Parents receive instruction about installing a child’s car seat, even though a child is much less likely to get into a car accident than they are to get sexually abused. CSA shortens a child’s life expectancy and causes life-long harm. It also increases the chances of a child dealing with drug addiction, mental illness, suicide attempts, eating disorders and risky sexual behavior- all things parents want to spare their children. Sexual abusers gain access to their victims through their relationship with them, and parents control the relationships their children have with adults, so teaching parents what to look for can empower them to protect their children.
Are there communities that have adopted these programs on a large scale?
Yes- communities around the country are adopting both of them. Perhaps the biggest “community” is Texas, where all teachers must take an evidence-based class. An interesting effect is that reports of CSA within Texas schools increased dramatically. The most logical interpretation is that teachers suddenly recognized abuse and dangerous situations that they hadn’t before. Iceland has started adult CSA education programs on a national scale, and an increase in reporting was one of their first observations.
Can adult education eliminate CSA?
No. About half of all child sexual abuse happens outside of a child’s home- in school, daycare, church, at a friend’s house, etc. This is the easiest half for parents to protect their children from, because it presents little emotional conflict. It will always be harder for someone to really believe their spouse, sibling, parent or child can sexually abuse a child. Some non-offending parents are more interested in maintaining a relationship with their partner than protecting their child, and a small percent are so damaged they tolerate or facilitate their child’s abuse.
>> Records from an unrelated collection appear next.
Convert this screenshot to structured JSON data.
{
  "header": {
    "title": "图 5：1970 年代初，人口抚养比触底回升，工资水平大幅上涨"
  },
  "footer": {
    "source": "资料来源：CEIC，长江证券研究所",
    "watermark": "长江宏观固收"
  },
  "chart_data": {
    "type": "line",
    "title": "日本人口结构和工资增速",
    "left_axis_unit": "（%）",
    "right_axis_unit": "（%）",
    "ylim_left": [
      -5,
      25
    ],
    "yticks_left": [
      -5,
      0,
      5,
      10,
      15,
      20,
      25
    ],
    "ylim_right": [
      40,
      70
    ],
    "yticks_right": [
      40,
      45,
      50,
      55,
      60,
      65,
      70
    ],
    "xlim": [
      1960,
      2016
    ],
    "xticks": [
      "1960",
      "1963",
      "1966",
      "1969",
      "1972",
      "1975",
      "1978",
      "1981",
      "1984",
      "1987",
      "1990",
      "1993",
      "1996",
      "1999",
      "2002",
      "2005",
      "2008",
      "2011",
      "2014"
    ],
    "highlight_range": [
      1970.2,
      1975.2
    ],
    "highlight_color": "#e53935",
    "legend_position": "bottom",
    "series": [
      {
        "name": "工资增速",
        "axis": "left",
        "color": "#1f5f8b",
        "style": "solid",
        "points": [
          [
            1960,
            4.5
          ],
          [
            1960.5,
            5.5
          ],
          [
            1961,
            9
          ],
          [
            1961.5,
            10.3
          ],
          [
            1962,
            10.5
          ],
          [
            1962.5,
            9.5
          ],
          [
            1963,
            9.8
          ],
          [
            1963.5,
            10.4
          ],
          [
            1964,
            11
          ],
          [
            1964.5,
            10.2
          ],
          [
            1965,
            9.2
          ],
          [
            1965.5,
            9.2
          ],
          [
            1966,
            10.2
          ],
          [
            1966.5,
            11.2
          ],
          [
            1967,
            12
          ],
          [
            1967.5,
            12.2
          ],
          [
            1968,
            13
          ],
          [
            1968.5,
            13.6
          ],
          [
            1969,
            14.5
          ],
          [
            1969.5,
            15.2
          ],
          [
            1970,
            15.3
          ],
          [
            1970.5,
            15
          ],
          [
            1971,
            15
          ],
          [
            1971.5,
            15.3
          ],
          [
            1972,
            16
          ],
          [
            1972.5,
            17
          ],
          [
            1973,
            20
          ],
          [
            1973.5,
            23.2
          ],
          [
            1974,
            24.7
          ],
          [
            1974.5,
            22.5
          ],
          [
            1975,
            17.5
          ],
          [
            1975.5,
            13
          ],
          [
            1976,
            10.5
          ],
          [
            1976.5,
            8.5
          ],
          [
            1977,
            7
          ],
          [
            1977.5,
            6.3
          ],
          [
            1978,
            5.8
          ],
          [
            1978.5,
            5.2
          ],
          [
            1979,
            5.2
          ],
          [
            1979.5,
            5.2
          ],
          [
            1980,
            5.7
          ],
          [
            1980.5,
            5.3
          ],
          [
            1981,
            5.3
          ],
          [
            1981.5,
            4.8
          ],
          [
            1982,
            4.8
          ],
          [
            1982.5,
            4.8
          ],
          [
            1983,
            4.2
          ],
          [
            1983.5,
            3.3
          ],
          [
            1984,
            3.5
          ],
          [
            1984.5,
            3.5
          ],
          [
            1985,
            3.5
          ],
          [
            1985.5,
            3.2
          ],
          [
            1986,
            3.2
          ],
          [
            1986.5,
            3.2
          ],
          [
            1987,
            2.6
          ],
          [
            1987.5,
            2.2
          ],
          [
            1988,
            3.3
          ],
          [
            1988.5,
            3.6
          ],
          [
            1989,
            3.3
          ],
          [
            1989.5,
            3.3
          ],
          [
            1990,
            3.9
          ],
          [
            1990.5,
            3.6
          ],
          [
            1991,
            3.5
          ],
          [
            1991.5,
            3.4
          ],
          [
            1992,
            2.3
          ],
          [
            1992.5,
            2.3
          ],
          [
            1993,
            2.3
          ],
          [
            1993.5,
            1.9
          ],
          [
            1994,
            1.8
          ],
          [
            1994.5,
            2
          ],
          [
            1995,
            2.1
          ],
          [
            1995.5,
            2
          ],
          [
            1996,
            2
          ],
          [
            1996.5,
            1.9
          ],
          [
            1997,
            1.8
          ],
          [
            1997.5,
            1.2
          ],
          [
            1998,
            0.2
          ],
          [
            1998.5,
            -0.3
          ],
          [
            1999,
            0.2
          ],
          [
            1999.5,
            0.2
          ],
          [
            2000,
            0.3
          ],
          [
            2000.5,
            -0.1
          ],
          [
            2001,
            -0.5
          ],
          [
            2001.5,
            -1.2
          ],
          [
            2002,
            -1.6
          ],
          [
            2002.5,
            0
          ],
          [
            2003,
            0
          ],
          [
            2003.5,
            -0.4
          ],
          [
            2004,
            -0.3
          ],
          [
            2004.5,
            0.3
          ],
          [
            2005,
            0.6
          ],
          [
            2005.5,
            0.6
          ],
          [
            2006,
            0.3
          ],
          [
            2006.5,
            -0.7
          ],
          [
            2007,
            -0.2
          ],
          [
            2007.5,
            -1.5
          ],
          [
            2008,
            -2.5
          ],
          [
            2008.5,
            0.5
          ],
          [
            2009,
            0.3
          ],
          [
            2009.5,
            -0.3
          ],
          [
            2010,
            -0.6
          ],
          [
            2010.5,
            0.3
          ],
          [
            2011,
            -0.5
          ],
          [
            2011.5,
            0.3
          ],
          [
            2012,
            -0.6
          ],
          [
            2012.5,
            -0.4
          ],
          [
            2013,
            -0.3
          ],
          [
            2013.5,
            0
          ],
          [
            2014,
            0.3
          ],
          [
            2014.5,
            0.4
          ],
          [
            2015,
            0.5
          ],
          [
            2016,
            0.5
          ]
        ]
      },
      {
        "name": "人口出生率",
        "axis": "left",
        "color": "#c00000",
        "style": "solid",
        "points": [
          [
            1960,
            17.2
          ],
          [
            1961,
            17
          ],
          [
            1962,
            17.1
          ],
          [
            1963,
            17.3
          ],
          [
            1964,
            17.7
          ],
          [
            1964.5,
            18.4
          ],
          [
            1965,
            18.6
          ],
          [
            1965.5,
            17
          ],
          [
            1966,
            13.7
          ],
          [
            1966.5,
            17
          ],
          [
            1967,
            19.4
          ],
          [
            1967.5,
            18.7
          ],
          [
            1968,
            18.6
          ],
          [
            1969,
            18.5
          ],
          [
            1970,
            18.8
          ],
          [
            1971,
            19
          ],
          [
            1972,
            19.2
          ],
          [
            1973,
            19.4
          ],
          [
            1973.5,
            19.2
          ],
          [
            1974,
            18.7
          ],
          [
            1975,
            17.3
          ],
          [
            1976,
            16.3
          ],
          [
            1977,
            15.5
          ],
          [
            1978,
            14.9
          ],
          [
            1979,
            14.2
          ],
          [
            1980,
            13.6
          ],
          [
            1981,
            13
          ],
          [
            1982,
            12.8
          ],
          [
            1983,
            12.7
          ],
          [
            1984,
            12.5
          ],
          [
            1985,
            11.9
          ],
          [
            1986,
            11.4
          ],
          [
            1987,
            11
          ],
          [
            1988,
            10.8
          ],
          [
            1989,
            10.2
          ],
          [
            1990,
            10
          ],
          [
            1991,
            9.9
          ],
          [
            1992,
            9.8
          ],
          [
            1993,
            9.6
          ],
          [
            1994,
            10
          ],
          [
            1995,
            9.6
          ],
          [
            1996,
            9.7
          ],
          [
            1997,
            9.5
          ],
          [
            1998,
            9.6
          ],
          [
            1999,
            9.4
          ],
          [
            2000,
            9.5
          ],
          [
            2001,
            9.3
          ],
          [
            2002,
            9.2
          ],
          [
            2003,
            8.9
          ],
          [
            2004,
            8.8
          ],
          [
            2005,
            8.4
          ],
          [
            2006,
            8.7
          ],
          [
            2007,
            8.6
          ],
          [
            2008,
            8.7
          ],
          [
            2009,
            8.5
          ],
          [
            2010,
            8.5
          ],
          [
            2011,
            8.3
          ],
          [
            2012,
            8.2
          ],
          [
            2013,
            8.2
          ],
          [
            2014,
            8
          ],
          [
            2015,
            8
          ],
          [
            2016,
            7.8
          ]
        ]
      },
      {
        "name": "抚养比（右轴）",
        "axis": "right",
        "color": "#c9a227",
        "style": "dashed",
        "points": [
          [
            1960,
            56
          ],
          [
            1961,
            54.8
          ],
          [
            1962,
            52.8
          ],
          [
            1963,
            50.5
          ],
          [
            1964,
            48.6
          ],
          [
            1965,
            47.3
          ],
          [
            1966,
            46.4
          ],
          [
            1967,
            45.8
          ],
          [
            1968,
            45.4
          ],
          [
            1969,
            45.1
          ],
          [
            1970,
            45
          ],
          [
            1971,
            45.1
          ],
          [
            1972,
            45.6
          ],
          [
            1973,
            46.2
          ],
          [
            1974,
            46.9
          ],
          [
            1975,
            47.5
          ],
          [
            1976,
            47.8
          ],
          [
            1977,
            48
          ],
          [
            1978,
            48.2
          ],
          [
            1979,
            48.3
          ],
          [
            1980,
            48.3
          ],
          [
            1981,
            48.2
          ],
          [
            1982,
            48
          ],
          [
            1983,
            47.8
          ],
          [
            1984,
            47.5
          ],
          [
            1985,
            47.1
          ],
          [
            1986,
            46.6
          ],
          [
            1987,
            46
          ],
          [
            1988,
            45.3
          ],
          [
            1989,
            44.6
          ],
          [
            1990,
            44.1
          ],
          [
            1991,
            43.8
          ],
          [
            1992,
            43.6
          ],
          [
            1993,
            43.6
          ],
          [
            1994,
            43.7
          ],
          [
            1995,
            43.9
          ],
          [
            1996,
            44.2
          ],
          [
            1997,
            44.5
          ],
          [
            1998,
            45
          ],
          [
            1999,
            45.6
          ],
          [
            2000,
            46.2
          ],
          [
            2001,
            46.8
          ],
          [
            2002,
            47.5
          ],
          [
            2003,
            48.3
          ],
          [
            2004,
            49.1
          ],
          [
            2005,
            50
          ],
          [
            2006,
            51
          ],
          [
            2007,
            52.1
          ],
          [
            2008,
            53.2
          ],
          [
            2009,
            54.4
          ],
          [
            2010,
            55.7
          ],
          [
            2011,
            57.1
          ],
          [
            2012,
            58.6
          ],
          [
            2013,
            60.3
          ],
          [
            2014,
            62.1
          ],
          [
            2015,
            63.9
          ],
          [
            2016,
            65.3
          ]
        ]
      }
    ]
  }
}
Community education is at best a slow way to fix family courts that have embraced the incorrect belief that false accusations of child sexual abuse are common.
What are other things communities need to do to protect kids?
States need to eliminate the Statute of Limitations for child sexual abuse, as this will increase the percentage of abusers facing conviction. Communities need to have good systems in place where CSA survivors can get high-quality therapy and associated services. And all communities should have universal, voluntary access to maternal home visiting programs, as they have a huge impact on how good of a parent a CSA survivor will become, and how good they will be at protecting their own child from sexual abuse.